Her mother set the carafe on a sunflower trivet and took the seat facing her. “Sometimes we only hear what we want to hear.” She picked up her coffee cup and sipped, distracted.

“You look tired, Mom.”

“I didn’t sleep very well last night. I kept thinking about your father.” Her mouth curved faintly, her expression softening. “Sometimes I imagine him sitting in his chair watching the news on television. The house creaks and I awaken, thinking he’s ­coming along to bed.” She smiled sadly and looked down into her coffee as she set the cup back in its porcelain saucer. “I miss him.”

“I miss him, too.” He might have been able to talk Alex out of going to Los Angeles.

Her mother lifted her head and looked across at her with gentle humor. “Your father wasn’t an easy man either, Sierra, but he was worth it.”

“If Alex insists, I’ll go, but I don’t have to smile and pretend to be happy about it.”

“Maybe not, but it’d be better if you came to terms with his decision. Resentment and anger eat away at love as quickly as rust is corroding that metal lawn chair out there in the backyard. One of life’s great tragedies is watching a relationship unravel over something that could’ve been resolved in one intelligent, adult conversation.”

Her mother’s words hurt. “One conversation isn’t going to change Alex’s mind.”

“Then it depends on what you really want.”

Sierra raised tear-soaked eyes to her mother’s clear hazel ones. “What do you mean?”

Marianna reached out and took her daughter’s hand. “It’s simple, Sierra. Do you want your own way, or do you want Alex?”

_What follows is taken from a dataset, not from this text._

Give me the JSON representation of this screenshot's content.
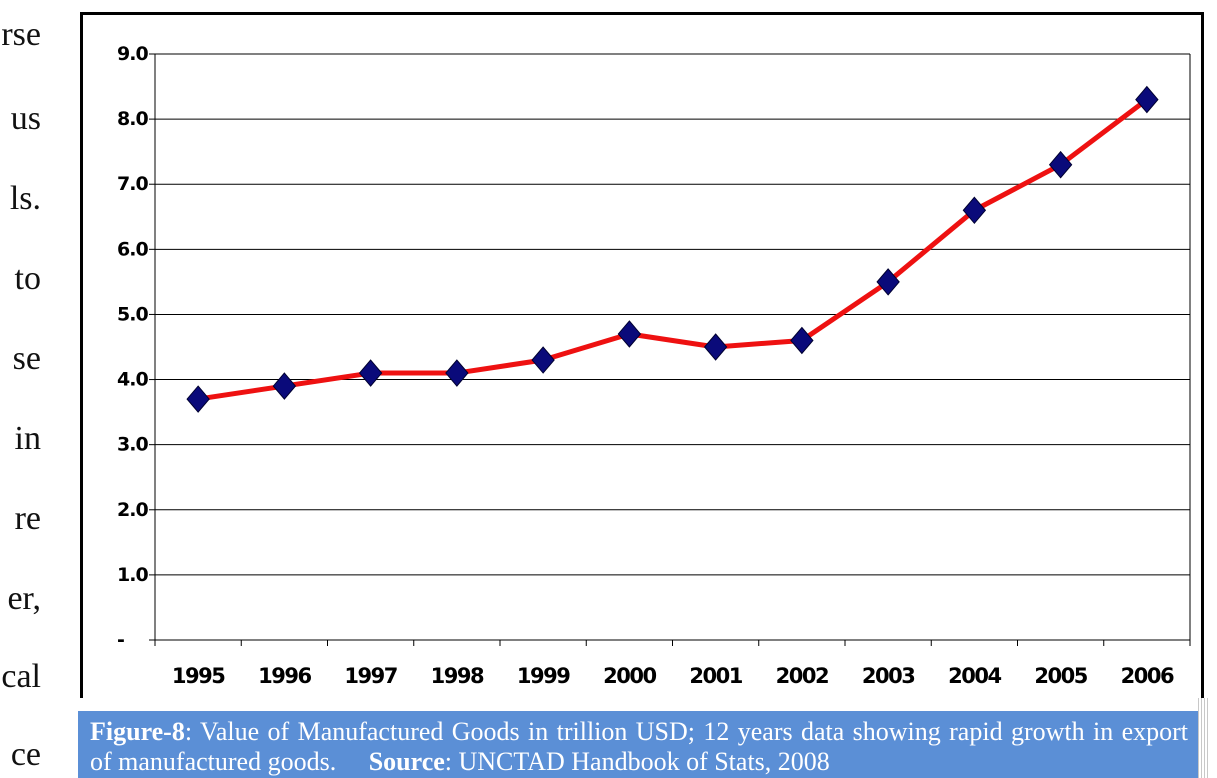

  1. In your opinion, what was the cause/causes for the family problems Sierra and Alex were having? How did Sierra and Alex contribute to their own problems? What efforts were made to resolve their differences?
  2. Compare Sierra and Mary Kathryn. How are they similar? Different? How did their communication skills affect their relationships?
  3. How do you rate your own communication skills? Read Proverbs 12:18 and 15:23. What do those verses say about communication? How can you apply them to your own life?
  4. Contrast Alex with James. What self-perceived inadequacies did they operate under? How did this thinking affect their decisions and choices?
  5. What perceived inadequacies motivate your decisions? How can you overcome those inadequacies? What solution does Proverbs 29:25 provide?
  6. Proverbs 17:3 says, “Fire tests the purity of silver and gold, but the Lord tests the heart.” What trials did Sierra and Mary Kathryn face? How well did they face those difficulties? What trials are you facing in your life?
  7. In what ways are Ron Peirozo and Kavanaugh alike? How are they different from Alex and James? Why are they appealing? Read Proverbs 16:32 and Proverbs 29:23; how do those verses apply to the men in this story?
  8. Who did God use to get Sierra’s attention? How did she respond? Who did God use with Mary Kathryn and what was her response?
  9. How has God used people in your life to draw you to Himself? What actions did you take in response? How can you be a loyal friend like the one mentioned in Proverbs 17:17?
  10. Did Sierra do the right thing at the end of the story? If you were in her shoes, would you have made the same choice? Is there a time and a place where divorce is the right course of action? What does the Bible say?
  11. Discuss God’s faithfulness to Alex and Sierra. In what ways did God demonstrate His faithfulness to Mary Kathryn and Kavanaugh?
  12. As you look back over your life, how has God been drawing you to Himself? In the midst of failures or brokenness, how has He been faithful to you? Can you see His scarlet thread of love making you fit for eternity? Read Psalm 25:6 and Romans 8:28-30.